仮設住宅最後の夏祭りで、流しそうめんを楽しむ住民ら

 東京電力福島第1原発事故で避難した福島県飯舘村の住民が暮らす福島市の松川第1仮設住宅で5日、夏祭りがあった。仮設住宅は来年3月末で閉鎖となる見込みで、住民らは「最後の夏祭りになるだろう」と思い出を焼き付けた。
 隣接するサポートセンター「あづまっぺ」が始めた夏祭りは4回目。かつて身を寄せた元住民を含め約40人が集まり、流しそうめんやスイカ割りを楽しんだ。祭りに協力する福島大の学生たちはジャグリングなどを披露した。
 無職斎藤アキイさん(80)は8月、福島市に購入した家に転居したばかり。「ここで7年間、みんなで助け合った。
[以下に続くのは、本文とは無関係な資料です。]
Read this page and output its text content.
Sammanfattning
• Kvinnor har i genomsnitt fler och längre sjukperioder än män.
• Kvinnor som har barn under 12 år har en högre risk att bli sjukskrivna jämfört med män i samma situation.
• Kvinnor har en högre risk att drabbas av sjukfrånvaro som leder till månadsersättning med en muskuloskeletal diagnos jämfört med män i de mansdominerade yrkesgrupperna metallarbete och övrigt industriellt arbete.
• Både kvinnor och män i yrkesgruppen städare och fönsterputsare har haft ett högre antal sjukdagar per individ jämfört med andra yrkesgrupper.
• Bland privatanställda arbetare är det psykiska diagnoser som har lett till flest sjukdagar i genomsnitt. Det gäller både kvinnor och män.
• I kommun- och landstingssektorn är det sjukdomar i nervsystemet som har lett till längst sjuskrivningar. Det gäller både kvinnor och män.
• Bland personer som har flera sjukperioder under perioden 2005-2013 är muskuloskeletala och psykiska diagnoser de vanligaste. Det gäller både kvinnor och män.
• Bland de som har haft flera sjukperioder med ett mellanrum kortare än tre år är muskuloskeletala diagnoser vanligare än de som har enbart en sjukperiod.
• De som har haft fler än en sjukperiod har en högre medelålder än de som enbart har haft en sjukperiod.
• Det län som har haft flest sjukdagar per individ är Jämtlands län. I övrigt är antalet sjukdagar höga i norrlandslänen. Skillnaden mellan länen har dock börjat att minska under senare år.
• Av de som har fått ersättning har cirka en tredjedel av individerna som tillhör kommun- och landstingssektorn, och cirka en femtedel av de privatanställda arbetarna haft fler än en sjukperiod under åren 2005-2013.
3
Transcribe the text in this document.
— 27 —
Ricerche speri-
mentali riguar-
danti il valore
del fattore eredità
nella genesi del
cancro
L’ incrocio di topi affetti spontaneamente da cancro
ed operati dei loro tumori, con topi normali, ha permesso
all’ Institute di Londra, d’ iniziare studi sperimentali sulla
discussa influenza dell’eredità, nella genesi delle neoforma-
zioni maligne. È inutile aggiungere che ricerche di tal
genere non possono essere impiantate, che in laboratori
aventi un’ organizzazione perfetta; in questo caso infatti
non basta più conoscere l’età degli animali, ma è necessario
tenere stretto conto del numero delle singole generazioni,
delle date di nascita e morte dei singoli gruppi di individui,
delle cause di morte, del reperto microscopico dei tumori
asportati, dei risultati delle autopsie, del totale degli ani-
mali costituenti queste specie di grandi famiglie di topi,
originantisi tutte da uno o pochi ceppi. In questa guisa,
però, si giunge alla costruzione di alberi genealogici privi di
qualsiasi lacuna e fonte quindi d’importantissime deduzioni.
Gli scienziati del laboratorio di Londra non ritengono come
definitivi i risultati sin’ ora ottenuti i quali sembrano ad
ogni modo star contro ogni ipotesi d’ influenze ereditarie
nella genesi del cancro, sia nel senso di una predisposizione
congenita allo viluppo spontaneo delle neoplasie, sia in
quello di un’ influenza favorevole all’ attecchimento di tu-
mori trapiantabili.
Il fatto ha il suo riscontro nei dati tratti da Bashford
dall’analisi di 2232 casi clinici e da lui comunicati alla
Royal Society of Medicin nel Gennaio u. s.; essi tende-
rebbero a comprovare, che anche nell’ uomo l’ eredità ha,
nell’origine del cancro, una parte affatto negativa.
生きがいをもらった」と、ジャガイモの煮物を笑顔で頬張った。
 村によると、同仮設住宅には35世帯51人(9月1日現在)が暮らす。2011年8月の入居開始当時は108世帯。村の避難指示が17年3月、大部分で解除されて退去が続いた。
 あづまっぺ管理者の菊田裕樹さん(31)は「祭りは季節を感じてほしいと始めた。転居しても集まってくれる方々が多く、感謝している」と語った。
 県は今年8月末、帰還困難区域を除く飯舘村などの住民に対する住宅の無償提供を来年3月末で終える方針を発表した。